I'm always looking for fun problems to solve in Sniff, and I recently came across post on
Wired,
which in turn stole its idea from
XKCD. So I'm going to steal it and do it in Sniff! (seriously read the others first).
The question is how long can you survive a velociraptor attack, given a 40m head start? Velociraptors have a top speed of 25m/s and accelerate at 4m/s/s. You have a top speed of 6m/s and accelerate "quickly".
This is a fun question... not just because it has dinosaurs in it, because it ends in inevitable carnage, or even that it parodies typical maths/physics questions, but because it's actually something we can code easily - as they do in the wired article. The code actually demonstrates some of the basics of physics sims, as used for both science and games (so I get to tag this post as Algorithms, Science and Games!).
make vX number
make hX number
make vV number
make hV number
make vVmax number
make hVmax number
make vA number
make hA number
make dt number
make t number
when start
.set vX to -40
.set hX to 0
.
.set vV to 0
.set hV to 0
.
.set vVmax to 25
.set hVmax to 6
.
.set vA to 4
.set hA to 1000
.
.set dt to 0.1
.set t to 0
We start by putting all of the information in the question into variables. Not only does this make things clearer in the code, but it means we can tweak them to try out different scenarios. Variables beginning h mean human, while variables beginning v mean velociraptor. The velociraptor starts 40 to the left, everyone starts at 0 speed. We set Vmax as per the question.
In the Wired article the interpret the human "quickly reaching your top speed" to mean an arbitrary 3m/s/s. I've chosen to interpret "quickly" in the spirit of physics textbooks where "light" is a code word for massless, "smooth" really means frictionless, and "quickly" really means "instantly". I've there for made hA=1000.
t for time, starts at zero. The standard "numeric" way to handle these kinds of problems is simply to use small time steps, so dt is 0.1.
Now the fun bit:
.repeat until not vX<hX
..change t by dt
..
..
..change vV by vA*dt
..if vV>vVmax
...set vV to vVmax
..
..change hV by hA*dt
..if hV>hVmax
...set hV to hVmax
..
..
..change vX by vV*dt
..change hX by hV*dt
..
.say [vX]
We're going to keep going while the velociraptors position is less then the humans. Each time round the loop represents a tiny fraction of a second.

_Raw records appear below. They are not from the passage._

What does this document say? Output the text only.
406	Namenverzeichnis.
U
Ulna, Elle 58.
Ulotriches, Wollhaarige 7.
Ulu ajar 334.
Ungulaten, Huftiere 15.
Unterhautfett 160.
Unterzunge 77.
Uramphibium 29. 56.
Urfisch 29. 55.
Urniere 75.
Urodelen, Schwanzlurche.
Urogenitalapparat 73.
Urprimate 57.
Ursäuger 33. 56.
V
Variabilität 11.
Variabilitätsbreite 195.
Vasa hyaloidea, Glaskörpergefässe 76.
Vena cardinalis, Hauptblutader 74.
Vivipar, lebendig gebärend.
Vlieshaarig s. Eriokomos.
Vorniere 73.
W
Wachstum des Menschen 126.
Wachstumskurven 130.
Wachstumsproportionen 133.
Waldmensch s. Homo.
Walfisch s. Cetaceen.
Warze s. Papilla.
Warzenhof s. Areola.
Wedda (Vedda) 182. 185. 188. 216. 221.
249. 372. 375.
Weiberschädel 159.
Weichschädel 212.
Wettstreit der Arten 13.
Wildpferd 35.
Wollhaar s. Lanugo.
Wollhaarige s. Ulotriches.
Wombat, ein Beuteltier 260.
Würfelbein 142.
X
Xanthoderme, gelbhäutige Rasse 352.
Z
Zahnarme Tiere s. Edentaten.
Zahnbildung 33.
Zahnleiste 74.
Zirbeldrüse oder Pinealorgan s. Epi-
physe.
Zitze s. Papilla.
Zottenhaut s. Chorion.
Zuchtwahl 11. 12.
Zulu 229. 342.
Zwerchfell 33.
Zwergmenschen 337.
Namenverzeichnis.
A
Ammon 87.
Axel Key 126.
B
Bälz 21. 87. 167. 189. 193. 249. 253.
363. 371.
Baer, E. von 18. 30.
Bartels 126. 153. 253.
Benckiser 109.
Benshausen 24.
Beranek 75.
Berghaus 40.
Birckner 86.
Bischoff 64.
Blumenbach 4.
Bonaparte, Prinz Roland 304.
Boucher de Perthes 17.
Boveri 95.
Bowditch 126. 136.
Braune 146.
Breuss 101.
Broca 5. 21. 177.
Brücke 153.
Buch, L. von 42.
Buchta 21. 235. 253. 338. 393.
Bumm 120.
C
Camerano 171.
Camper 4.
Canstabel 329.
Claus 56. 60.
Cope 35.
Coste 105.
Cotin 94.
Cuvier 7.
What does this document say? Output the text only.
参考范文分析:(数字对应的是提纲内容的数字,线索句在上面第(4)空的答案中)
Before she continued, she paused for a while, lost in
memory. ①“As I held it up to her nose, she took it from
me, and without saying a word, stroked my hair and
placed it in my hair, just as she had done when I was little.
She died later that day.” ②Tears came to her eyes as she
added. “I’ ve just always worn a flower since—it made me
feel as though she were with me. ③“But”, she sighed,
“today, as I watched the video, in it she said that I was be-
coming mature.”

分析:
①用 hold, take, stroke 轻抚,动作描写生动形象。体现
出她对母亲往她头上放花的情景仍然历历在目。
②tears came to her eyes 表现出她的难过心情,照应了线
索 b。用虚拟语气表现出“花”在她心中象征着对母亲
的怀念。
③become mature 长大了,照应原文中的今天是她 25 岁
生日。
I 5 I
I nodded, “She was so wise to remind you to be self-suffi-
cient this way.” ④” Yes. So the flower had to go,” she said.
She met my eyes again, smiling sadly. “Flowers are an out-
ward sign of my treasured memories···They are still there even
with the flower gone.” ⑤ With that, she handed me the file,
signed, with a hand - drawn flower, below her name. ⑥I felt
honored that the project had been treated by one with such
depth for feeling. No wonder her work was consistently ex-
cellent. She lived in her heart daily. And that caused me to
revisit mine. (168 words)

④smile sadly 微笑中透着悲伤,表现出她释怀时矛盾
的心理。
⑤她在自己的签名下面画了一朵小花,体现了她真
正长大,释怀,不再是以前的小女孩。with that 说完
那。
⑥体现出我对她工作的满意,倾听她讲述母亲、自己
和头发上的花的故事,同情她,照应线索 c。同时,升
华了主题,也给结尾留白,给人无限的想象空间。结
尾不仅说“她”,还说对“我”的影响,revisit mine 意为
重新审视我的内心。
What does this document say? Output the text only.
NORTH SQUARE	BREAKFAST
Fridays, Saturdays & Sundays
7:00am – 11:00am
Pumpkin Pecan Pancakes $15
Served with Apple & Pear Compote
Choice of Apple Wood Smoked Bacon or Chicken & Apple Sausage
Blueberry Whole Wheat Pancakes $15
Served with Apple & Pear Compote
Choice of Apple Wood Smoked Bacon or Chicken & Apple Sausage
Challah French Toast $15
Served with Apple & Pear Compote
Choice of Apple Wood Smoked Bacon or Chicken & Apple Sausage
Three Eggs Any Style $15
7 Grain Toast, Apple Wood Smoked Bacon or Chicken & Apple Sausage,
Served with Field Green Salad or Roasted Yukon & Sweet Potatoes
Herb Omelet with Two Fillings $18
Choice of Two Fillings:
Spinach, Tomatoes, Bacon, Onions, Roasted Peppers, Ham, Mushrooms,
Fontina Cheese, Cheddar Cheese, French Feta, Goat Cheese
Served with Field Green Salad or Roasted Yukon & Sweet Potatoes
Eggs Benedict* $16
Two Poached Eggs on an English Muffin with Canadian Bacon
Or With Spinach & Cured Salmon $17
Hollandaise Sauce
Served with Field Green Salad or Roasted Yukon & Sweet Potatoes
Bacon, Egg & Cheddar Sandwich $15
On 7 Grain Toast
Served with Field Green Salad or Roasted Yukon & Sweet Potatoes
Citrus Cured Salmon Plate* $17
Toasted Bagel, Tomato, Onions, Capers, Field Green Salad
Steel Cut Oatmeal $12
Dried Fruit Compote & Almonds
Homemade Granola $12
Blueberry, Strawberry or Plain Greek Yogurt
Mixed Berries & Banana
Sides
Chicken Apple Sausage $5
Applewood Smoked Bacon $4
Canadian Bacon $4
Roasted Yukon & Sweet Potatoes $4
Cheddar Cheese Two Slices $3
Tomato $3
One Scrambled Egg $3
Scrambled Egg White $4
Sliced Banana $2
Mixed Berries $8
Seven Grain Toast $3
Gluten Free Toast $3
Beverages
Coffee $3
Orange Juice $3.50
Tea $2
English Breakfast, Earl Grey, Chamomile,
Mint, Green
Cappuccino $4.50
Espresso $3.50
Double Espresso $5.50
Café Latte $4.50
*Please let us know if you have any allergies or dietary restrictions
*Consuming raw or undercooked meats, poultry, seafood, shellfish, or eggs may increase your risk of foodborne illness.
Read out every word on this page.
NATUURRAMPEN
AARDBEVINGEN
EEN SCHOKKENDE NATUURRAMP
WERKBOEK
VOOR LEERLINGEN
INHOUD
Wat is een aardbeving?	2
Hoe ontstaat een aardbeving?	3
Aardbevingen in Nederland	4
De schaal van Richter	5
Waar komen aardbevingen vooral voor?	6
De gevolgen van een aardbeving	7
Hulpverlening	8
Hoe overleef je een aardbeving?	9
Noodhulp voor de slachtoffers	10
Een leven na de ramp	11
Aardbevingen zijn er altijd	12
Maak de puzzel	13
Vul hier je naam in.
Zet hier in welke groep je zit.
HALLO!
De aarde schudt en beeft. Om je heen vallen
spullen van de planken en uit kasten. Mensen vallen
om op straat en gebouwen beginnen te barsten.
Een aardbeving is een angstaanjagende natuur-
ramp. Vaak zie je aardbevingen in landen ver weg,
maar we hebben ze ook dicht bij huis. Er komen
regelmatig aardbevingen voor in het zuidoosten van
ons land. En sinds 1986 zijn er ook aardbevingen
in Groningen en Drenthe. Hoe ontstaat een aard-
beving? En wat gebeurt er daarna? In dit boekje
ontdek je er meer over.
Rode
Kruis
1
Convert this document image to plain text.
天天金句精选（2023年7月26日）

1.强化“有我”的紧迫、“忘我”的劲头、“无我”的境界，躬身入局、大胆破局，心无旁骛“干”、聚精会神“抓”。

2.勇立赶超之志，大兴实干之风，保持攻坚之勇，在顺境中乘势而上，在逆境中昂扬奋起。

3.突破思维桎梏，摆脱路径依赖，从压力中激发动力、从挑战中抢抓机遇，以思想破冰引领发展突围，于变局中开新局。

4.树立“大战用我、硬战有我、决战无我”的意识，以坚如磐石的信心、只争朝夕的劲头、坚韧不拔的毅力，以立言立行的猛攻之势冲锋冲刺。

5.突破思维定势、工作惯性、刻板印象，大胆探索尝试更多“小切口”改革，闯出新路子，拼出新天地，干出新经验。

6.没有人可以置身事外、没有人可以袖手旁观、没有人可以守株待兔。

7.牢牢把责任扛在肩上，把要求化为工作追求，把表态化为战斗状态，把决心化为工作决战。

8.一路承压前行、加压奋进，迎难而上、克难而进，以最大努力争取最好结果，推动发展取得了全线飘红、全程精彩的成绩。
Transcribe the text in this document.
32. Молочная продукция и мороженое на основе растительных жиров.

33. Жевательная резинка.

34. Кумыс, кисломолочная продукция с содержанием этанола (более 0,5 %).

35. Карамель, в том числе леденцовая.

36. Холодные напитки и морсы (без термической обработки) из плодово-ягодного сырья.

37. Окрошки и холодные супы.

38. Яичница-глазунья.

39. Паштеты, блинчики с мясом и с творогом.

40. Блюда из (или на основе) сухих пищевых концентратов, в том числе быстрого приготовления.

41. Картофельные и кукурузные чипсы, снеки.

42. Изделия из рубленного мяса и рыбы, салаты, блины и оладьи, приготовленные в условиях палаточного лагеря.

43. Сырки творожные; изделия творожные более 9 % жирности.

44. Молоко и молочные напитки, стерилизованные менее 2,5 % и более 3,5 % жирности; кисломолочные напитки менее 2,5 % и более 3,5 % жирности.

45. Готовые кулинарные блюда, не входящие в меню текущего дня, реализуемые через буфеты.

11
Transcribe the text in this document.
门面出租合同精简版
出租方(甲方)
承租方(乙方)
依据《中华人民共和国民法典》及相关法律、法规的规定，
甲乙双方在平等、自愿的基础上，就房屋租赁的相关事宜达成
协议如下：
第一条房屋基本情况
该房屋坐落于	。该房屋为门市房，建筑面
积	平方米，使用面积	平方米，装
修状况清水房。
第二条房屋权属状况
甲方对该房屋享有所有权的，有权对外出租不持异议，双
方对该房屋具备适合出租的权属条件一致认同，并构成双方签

Acceleration is rate of change of velocity so vV increases by vA each second. We're not looking at a whole second, so vV changes by vA*dt each time around. However vV can't be bigger than vVmax, so if it is we set it back.
Now we know the new velocity, we can calculate how far we move: vV*dt, and similarly or hV.
With that in place we find we survive in impressive 38 seconds. Using the more conservative acceleration of 3m/s for the human the Wired use you only survive about 30 seconds. This code and the wired python code disagree very slightly as the wired code lets vV become greater than vVmax! However the answers get closer together as we make dt smaller.
This is an important point - this sort of code is only an approximation but even with simple code we get good results if we make dt small enough. Making dt bigger makes it less accurate, but your code runs faster. The trick is to find ways to make dt bigger without sacrificing accuracy, but thats getting a bit advanced.
One of the main ways you might use this kind of code is in a game to simulate some kind of object being fired. In that case you have velocity and accretion in X and Y directions.
.set accX to 0
.set accY to -9.8
.repeat until posY<0
..change posX by velX*dt
..change posY by velY*dt
..
..change velX bu accX*dt
..change velY by accY*dt
Typically the acceleration in X is negligible, while the acceleration in Y is due to gravity. Drop this into a game and you've got your first physics engine!